By Cindy Wooden, Catholic News Service
VATICAN CITY (CNS) — Christianity is not a set of rules and prohibitions designed to control people; it is a “life project capable of bringing fulfillment to every human heart,” Pope Francis told 70 young leaders of the Syro-Malabar Catholic Church.
The young leaders from communities outside India, the home of the Syro-Malabar Church, made a pilgrimage to Rome and met Pope Francis June 18.
Pope Francis asked the young people to build their lives on the firm foundation of Christ’s love and to witness to him with their peers, whether or not they are Catholic.
“There is a common ground on which all young people can meet, and that is the desire for an authentic, beautiful and profound love,” the pope told them.
“Please, do not be afraid of that kind of love,” he said. “It is the love that Jesus reveals to us, and that St. Paul describes as ‘patient and kind,’ that does not insist on its own way but rejoices in the truth.”
Such a love is seen in the lives of the saints and is present today, as well, if people know where to look, Pope Francis told them.
True love, he said, “shows — more than any words — that Christianity consists not in a series of prohibitions that stifle the desire for happiness, but in a life project capable of bringing fulfillment to every human heart.”
Pope Francis encouraged the young leaders “to rebel against the growing tendency to reduce love to something banal, without beauty or genuine sharing, lacking in fidelity and responsibility.”
“Whenever we use others as objects for our own selfish purposes, hearts end up being broken and leave only sadness and emptiness in their wake,” the pope said.
Pointing to Mary, her openness to God’s will, Pope Francis reminded the young leaders of Mary’s visitation to her cousin Elizabeth.
“Mary did not stay home and think about the great privilege she had received or the many problems it would bring,” he said. “Mary did not allow herself to be paralyzed by pride or fear.
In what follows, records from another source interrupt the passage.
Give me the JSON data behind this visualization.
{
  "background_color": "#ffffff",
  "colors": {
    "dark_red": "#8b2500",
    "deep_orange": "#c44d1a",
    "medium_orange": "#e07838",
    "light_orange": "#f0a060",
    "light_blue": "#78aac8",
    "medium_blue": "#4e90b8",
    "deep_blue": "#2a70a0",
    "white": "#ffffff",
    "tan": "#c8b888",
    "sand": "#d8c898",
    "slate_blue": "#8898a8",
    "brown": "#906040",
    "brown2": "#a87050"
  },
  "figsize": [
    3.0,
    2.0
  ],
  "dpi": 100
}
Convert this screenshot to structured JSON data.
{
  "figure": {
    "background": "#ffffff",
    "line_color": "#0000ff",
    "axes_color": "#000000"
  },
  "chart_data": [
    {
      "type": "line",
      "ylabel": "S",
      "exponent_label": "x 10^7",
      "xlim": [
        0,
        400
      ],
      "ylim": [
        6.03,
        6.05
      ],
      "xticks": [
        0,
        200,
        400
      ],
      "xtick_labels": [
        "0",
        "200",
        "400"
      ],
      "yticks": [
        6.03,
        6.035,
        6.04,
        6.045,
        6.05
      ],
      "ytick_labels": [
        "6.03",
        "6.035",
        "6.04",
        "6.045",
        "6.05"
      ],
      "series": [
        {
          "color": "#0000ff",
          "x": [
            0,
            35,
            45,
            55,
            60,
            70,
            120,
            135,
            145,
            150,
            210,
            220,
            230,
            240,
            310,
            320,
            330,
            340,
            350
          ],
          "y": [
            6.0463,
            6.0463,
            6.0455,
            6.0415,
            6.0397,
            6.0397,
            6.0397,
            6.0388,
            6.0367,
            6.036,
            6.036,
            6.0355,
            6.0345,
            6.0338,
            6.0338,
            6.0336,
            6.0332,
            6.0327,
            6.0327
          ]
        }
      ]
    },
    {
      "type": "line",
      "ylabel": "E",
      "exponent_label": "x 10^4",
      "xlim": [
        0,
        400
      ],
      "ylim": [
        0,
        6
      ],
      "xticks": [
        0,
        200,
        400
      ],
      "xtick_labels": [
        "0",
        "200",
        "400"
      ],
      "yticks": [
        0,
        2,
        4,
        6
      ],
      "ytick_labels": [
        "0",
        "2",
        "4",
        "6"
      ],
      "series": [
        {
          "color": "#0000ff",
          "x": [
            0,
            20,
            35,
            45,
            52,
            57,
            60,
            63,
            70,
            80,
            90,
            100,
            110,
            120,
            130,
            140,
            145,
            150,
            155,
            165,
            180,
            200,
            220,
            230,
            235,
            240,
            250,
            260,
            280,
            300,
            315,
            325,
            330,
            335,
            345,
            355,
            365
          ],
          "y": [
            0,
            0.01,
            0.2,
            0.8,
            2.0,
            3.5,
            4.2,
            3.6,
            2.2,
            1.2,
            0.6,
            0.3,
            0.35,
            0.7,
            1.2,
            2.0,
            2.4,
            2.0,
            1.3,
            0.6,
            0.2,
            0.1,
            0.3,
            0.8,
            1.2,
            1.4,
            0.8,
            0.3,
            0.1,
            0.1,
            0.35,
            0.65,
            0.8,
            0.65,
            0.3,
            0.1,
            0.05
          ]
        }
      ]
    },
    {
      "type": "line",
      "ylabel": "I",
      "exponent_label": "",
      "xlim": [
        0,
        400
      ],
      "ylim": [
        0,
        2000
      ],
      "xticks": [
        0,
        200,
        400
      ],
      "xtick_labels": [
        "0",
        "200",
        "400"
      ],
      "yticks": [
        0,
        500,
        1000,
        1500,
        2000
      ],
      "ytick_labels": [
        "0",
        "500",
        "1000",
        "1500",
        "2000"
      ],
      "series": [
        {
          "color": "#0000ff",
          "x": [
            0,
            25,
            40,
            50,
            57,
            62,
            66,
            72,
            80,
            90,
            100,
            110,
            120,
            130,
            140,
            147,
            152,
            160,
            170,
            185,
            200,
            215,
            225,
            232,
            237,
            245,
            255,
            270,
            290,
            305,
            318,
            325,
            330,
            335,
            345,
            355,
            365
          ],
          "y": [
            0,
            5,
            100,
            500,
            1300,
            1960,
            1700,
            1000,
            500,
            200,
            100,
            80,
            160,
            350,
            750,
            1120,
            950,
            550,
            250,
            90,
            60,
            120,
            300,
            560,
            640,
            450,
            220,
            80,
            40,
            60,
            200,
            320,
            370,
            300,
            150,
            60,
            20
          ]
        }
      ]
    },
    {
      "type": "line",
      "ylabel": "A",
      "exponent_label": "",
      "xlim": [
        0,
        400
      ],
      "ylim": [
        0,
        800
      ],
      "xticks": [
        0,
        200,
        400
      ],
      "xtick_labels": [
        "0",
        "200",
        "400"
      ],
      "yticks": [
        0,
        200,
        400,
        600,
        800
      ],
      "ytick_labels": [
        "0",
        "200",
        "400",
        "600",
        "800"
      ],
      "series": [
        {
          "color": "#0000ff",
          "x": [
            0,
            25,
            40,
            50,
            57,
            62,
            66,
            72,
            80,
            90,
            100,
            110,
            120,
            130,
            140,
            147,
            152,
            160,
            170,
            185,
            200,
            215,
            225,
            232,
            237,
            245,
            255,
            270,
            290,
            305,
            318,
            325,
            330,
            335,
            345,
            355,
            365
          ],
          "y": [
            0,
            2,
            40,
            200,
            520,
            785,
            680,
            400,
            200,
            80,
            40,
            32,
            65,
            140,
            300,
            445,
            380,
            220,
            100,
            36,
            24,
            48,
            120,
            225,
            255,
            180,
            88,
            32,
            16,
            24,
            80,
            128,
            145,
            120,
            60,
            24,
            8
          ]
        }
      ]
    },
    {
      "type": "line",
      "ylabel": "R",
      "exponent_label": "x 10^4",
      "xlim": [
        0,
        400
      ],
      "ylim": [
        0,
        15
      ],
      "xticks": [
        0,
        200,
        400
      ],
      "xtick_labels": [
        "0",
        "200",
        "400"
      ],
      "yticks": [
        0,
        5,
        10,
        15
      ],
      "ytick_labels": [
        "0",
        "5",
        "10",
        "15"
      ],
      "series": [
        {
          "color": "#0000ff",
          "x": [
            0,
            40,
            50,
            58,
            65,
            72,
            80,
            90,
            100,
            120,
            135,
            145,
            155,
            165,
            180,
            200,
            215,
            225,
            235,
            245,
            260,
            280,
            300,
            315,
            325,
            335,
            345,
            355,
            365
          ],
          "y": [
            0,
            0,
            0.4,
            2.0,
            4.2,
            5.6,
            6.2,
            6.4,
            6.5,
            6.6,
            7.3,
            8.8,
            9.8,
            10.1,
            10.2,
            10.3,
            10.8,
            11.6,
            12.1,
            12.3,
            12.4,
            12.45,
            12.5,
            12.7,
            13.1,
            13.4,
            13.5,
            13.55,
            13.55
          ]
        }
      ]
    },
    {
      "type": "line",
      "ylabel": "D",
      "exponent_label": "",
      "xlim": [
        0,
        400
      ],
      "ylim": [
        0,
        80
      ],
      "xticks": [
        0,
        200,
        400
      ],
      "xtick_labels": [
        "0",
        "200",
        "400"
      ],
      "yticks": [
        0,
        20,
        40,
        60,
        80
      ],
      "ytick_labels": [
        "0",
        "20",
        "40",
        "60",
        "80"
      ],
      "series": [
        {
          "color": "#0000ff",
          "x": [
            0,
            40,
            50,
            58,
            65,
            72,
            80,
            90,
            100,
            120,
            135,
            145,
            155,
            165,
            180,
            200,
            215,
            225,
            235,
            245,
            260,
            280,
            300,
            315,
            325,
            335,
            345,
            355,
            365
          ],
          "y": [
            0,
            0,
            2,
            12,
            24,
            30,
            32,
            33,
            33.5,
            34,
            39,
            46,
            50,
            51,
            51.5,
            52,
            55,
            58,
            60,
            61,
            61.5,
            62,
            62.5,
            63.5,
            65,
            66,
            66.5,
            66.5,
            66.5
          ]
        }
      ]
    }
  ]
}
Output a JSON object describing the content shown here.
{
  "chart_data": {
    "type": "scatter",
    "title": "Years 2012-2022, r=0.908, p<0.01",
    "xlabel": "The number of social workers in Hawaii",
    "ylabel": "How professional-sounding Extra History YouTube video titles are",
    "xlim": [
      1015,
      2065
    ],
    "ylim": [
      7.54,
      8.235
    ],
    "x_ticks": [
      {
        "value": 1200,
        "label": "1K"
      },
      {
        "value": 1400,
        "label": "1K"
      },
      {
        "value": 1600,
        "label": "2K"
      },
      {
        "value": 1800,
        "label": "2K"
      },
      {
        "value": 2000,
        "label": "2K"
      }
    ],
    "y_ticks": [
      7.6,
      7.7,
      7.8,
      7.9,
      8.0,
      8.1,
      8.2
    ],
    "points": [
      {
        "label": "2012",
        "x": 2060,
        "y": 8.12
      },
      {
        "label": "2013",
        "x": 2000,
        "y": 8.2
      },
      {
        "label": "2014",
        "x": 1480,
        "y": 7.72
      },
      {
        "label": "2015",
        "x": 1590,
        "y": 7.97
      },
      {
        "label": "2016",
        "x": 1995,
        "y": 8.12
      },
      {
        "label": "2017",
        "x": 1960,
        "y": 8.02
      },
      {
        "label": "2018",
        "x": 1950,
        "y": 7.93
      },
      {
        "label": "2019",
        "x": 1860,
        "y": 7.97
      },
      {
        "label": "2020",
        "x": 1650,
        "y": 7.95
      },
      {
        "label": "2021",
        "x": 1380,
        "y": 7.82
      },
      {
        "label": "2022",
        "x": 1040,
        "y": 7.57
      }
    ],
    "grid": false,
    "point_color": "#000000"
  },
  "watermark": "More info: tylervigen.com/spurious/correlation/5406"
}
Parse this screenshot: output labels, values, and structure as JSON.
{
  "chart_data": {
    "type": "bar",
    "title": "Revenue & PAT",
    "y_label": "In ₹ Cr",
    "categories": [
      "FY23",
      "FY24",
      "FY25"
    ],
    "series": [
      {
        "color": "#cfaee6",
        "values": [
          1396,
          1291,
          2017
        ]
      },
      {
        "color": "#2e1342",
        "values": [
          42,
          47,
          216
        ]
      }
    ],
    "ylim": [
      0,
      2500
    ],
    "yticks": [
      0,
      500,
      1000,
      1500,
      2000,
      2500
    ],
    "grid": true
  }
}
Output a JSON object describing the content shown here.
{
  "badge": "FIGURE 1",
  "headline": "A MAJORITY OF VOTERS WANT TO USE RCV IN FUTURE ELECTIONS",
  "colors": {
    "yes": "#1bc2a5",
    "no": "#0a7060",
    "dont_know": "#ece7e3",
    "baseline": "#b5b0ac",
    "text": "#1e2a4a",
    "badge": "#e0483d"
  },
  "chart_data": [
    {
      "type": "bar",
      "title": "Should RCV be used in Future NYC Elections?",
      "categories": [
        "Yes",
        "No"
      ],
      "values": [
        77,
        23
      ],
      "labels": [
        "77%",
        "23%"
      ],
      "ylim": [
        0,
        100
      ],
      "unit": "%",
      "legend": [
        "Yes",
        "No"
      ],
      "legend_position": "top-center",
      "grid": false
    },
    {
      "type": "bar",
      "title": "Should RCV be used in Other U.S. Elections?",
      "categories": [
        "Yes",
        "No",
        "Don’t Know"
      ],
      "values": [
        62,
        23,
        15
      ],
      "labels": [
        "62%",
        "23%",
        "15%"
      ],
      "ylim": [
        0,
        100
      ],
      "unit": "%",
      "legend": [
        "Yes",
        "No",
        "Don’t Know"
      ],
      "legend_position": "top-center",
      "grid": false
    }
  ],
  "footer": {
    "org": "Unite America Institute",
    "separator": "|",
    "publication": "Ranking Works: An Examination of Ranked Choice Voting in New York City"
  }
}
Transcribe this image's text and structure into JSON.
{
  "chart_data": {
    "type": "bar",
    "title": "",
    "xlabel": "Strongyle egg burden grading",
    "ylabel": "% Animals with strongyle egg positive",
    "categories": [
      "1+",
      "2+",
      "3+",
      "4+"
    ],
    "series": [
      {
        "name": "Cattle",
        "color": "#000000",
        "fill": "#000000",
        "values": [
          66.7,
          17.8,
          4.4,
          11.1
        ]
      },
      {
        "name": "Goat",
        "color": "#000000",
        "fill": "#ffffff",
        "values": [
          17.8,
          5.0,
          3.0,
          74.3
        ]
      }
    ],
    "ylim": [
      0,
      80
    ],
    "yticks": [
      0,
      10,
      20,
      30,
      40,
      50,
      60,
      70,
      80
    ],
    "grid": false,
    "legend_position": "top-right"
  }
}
She was not one of those people for whom all it takes to be comfortable and secure is a good sofa: ‘couch potatoes.'”
Pope Francis also urged the young people to treasure their church’s liturgical and spiritual traditions and the prayers passed down by their grandparents.
“If you young people want to make your own lives a canticle of praise, a gift for all humanity, it is essential to be grounded in the tradition and prayer of past generations,” the pope said.